Michigan-born actor, screenwriter and producer Hopwood DePree found an abandoned, but once-resplendent 50,000-square-foot estate in the English countryside – his family’s ancestral home where his 14th great-grandfather was born.
Armed with little more than a Hollywood resume, a spray tan and deep unfamiliarity with British customs, norms and manners, DePree, 52, came up with a plan to rescue the neglected 60-room, 600-year-old mansion.
Long ago, Hopwood Hall teemed with butlers, maids, cooks, cleaners, carriage drivers, farmers, beekeepers, blacksmiths, butchers, weavers, wood cutters, carpenters, stablehands, horsemen and ice keepers. When DePree moved to England to rescue Hopwood Hall, it was all but ruined.
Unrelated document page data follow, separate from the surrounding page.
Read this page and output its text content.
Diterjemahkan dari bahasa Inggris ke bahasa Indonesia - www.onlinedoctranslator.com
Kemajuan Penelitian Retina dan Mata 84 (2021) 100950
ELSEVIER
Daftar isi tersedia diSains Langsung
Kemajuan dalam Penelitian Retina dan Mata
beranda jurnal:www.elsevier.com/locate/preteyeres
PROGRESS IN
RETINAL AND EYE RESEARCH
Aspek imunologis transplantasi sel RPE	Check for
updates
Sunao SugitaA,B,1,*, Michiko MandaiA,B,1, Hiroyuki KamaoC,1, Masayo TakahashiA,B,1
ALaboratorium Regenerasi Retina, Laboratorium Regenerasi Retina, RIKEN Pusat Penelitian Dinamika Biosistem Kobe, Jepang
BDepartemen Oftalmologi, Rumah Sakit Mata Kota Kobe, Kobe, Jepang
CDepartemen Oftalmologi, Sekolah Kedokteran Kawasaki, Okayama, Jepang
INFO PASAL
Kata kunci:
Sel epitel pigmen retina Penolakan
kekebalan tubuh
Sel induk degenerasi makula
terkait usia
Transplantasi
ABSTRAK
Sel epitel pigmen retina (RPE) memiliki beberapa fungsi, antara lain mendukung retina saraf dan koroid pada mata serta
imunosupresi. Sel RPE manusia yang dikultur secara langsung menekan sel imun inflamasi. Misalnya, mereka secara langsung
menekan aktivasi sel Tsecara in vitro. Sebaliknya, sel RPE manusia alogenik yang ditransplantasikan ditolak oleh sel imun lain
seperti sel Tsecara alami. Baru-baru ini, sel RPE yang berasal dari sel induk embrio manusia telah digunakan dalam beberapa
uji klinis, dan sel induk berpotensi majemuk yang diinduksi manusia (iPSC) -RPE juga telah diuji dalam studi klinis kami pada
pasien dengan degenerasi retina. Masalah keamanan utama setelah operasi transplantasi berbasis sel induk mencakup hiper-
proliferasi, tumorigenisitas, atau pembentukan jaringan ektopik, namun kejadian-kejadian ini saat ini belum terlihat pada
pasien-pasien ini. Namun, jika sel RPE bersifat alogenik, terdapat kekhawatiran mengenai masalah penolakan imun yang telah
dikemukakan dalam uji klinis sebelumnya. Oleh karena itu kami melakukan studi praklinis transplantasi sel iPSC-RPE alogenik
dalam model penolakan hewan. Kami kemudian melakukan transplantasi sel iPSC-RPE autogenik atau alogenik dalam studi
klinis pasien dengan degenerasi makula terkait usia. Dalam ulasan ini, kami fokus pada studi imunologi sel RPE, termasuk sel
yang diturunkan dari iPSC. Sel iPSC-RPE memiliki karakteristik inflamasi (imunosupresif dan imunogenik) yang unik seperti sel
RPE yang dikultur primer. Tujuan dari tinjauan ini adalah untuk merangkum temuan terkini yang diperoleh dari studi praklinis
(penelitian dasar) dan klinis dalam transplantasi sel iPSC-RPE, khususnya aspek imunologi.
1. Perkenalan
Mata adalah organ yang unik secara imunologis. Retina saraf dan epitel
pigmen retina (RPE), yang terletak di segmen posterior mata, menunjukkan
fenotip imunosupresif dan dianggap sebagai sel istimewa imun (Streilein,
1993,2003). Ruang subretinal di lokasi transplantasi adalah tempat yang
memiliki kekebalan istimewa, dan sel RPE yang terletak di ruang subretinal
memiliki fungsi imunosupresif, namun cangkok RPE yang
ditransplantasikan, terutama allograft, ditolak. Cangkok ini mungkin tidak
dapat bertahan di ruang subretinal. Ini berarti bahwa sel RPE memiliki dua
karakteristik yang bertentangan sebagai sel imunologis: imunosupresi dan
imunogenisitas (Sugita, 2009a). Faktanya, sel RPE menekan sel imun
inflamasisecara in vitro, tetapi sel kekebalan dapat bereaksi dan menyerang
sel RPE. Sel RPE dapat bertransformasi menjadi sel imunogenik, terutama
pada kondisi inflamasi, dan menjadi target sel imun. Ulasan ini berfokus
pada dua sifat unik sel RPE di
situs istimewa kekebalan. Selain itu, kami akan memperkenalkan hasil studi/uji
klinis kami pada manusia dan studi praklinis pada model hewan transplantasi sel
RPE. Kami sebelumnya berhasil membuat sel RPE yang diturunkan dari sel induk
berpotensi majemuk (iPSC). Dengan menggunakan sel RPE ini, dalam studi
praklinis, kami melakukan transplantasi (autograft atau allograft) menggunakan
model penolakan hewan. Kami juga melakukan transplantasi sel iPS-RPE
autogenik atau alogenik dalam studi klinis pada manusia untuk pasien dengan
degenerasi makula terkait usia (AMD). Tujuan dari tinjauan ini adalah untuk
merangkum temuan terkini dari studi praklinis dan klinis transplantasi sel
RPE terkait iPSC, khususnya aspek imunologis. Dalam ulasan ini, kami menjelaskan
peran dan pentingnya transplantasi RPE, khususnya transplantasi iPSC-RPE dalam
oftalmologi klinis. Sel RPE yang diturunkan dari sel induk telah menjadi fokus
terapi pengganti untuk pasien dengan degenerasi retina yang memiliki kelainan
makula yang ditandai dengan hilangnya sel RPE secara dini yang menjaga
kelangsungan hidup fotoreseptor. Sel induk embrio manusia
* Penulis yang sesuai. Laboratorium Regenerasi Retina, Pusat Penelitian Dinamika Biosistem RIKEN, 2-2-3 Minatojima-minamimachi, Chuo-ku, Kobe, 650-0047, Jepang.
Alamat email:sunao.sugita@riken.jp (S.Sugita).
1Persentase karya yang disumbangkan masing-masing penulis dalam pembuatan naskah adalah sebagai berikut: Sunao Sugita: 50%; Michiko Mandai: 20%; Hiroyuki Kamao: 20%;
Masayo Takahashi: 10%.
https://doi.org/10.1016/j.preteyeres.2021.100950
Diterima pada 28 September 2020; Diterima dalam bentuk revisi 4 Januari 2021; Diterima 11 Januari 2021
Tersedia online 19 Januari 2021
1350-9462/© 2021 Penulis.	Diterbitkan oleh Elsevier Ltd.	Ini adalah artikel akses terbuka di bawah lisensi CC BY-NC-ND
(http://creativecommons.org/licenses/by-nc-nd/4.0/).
USA TODAY wrote about this ultimate fixer-upper quest in 2019. After a U.S. literary agent saw the story, she asked DePree to turn his tale of swapping Los Angeles for a hard hat, acres of damp plaster and a rural scene just outside Manchester into a book. Now that book is here: Downton Shabby: One American’s Ultimate DIY Adventure Restoring His Family’s English Castle. It publishes with William Morrow (HarperCollins) on May 31.